Researchers from Google and Meta said AI agents must be treated as untrusted systems to ensure security across digital infrastructures [1].
This shift in perspective is critical because AI agents often operate with credentials that reside alongside untrusted code, making them prime targets for compromise. As these agents gain more autonomy, relying solely on the robustness of the underlying model creates a dangerous security gap that bad actors can exploit [2, 3, 4].
Findings from the research were highlighted at the RSAC 2026 conference [4]. The researchers said that security must be built into the entire system rather than focusing only on the model itself [1, 2, 3]. By treating the agent as an untrusted entity, organizations can implement system-level controls to mitigate the risk of failures and attacks [2, 3].
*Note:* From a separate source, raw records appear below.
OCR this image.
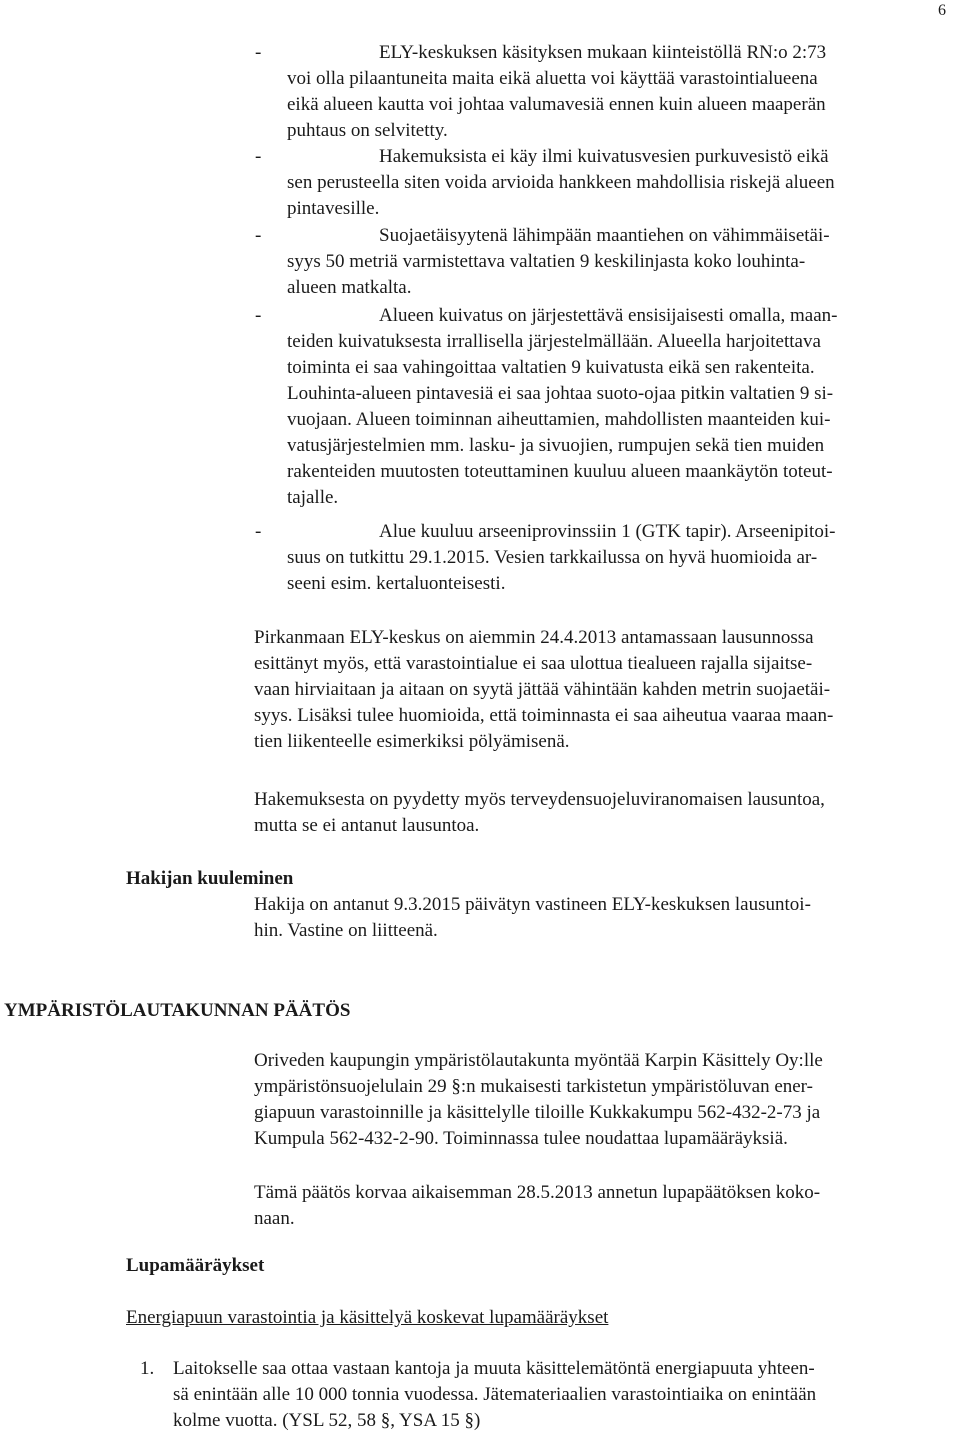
6
-	ELY-keskuksen käsityksen mukaan kiinteistöllä RN:o 2:73
voi olla pilaantuneita maita eikä aluetta voi käyttää varastointialueena
eikä alueen kautta voi johtaa valumavesiä ennen kuin alueen maaperän
puhtaus on selvitetty.
-	Hakemuksista ei käy ilmi kuivatusvesien purkuvesistö eikä
sen perusteella siten voida arvioida hankkeen mahdollisia riskejä alueen
pintavesille.
-	Suojaetäisyytenä lähimpään maantiehen on vähimmäisetäi-
syys 50 metriä varmistettava valtatien 9 keskilinjasta koko louhinta-
alueen matkalta.
-	Alueen kuivatus on järjestettävä ensisijaisesti omalla, maan-
teiden kuivatuksesta irrallisella järjestelmällään. Alueella harjoitettava
toiminta ei saa vahingoittaa valtatien 9 kuivatusta eikä sen rakenteita.
Louhinta-alueen pintavesiä ei saa johtaa suoto-ojaa pitkin valtatien 9 si-
vuojaan. Alueen toiminnan aiheuttamien, mahdollisten maanteiden kui-
vatusjärjestelmien mm. lasku- ja sivuojien, rumpujen sekä tien muiden
rakenteiden muutosten toteuttaminen kuuluu alueen maankäytön toteut-
tajalle.
-	Alue kuuluu arseeniprovinssiin 1 (GTK tapir). Arseenipitoi-
suus on tutkittu 29.1.2015. Vesien tarkkailussa on hyvä huomioida ar-
seeni esim. kertaluonteisesti.
Pirkanmaan ELY-keskus on aiemmin 24.4.2013 antamassaan lausunnossa
esittänyt myös, että varastointialue ei saa ulottua tiealueen rajalla sijaitse-
vaan hirviaitaan ja aitaan on syytä jättää vähintään kahden metrin suojaetäi-
syys. Lisäksi tulee huomioida, että toiminnasta ei saa aiheutua vaaraa maan-
tien liikenteelle esimerkiksi pölyämisenä.
Hakemuksesta on pyydetty myös terveydensuojeluviranomaisen lausuntoa,
mutta se ei antanut lausuntoa.
Hakijan kuuleminen
Hakija on antanut 9.3.2015 päivätyn vastineen ELY-keskuksen lausuntoi-
hin. Vastine on liitteenä.
YMPÄRISTÖLAUTAKUNNAN PÄÄTÖS
Oriveden kaupungin ympäristölautakunta myöntää Karpin Käsittely Oy:lle
ympäristönsuojelulain 29 §:n mukaisesti tarkistetun ympäristöluvan ener-
giapuun varastoinnille ja käsittelylle tiloille Kukkakumpu 562-432-2-73 ja
Kumpula 562-432-2-90. Toiminnassa tulee noudattaa lupamääräyksiä.
Tämä päätös korvaa aikaisemman 28.5.2013 annetun lupapäätöksen koko-
naan.
Lupamääräykset
Energiapuun varastointia ja käsittelyä koskevat lupamääräykset
1. Laitokselle saa ottaa vastaan kantoja ja muuta käsittelemätöntä energiapuuta yhteen-
sä enintään alle 10 000 tonnia vuodessa. Jätemateriaalien varastointiaika on enintään
kolme vuotta. (YSL 52, 58 §, YSA 15 §)
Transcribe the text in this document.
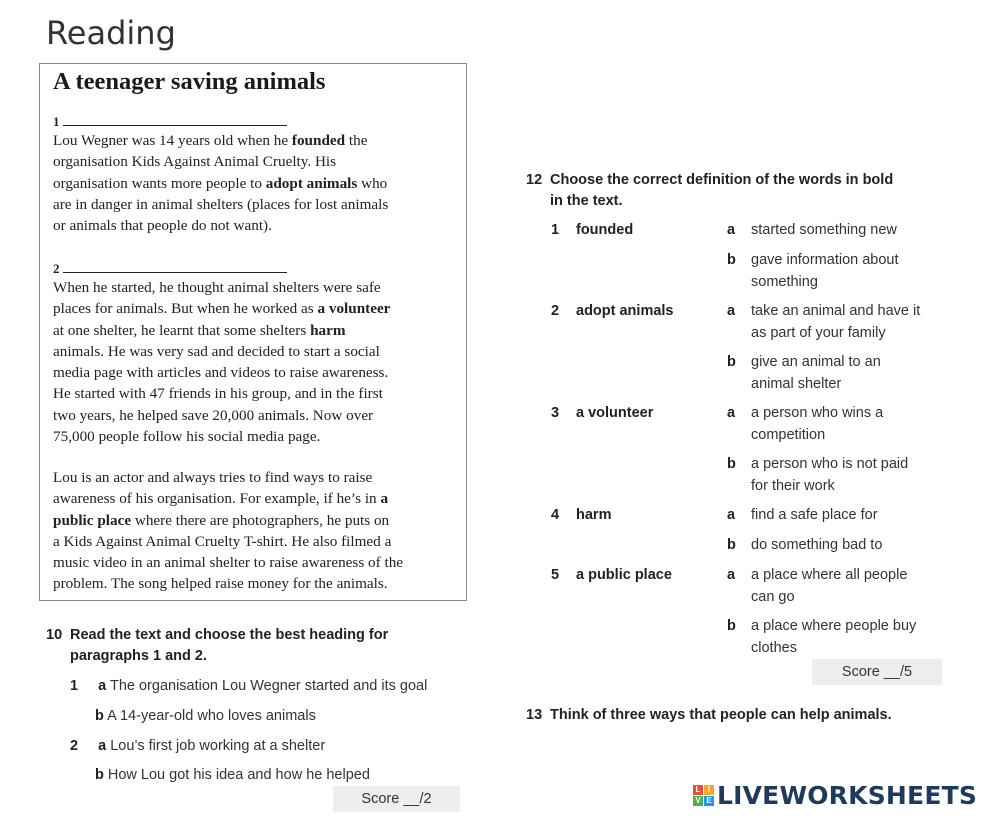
Reading
A teenager saving animals
1
Lou Wegner was 14 years old when he founded the
organisation Kids Against Animal Cruelty. His
organisation wants more people to adopt animals who
are in danger in animal shelters (places for lost animals
or animals that people do not want).
2
When he started, he thought animal shelters were safe
places for animals. But when he worked as a volunteer
at one shelter, he learnt that some shelters harm
animals. He was very sad and decided to start a social
media page with articles and videos to raise awareness.
He started with 47 friends in his group, and in the first
two years, he helped save 20,000 animals. Now over
75,000 people follow his social media page.
Lou is an actor and always tries to find ways to raise
awareness of his organisation. For example, if he’s in a
public place where there are photographers, he puts on
a Kids Against Animal Cruelty T-shirt. He also filmed a
music video in an animal shelter to raise awareness of the
problem. The song helped raise money for the animals.
10 Read the text and choose the best heading for
paragraphs 1 and 2.
1 a The organisation Lou Wegner started and its goal
b A 14-year-old who loves animals
2 a Lou’s first job working at a shelter
b How Lou got his idea and how he helped
Score __/2
12 Choose the correct definition of the words in bold
in the text.
1 founded	a started something new
b gave information about
something
2 adopt animals	a take an animal and have it
as part of your family
b give an animal to an
animal shelter
3 a volunteer	a a person who wins a
competition
b a person who is not paid
for their work
4 harm	a find a safe place for
b do something bad to
5 a public place	a a place where all people
can go
b a place where people buy
clothes
Score __/5
13 Think of three ways that people can help animals.
L I
V E LIVEWORKSHEETS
"Enterprises cannot secure AI agents by making the underlying models more robust and must instead enforce security controls at the system level around them," a lead author of the study said [3].
This approach aligns with the broader industry move toward zero-trust architecture. Vasu Jakkal of Microsoft said that zero trust must extend to AI [4]. The urgency is driven by the scale of deployment, with projections suggesting billions of AI agents will be operating within five years [1].
To prevent unauthorized access and data breaches, the researchers suggest a framework where the agent's environment is isolated, and its permissions are strictly audited. This prevents a single compromised agent from granting an attacker full access to a corporate network [4].
“AI agents must be treated as untrusted systems.”
The transition from 'model-centric' to 'system-centric' security acknowledges that no matter how safe an AI model is, the environment it interacts with can be compromised. By applying zero-trust principles to AI agents, the industry is treating AI not as a trusted tool, but as a potential attack vector that requires constant verification and isolation.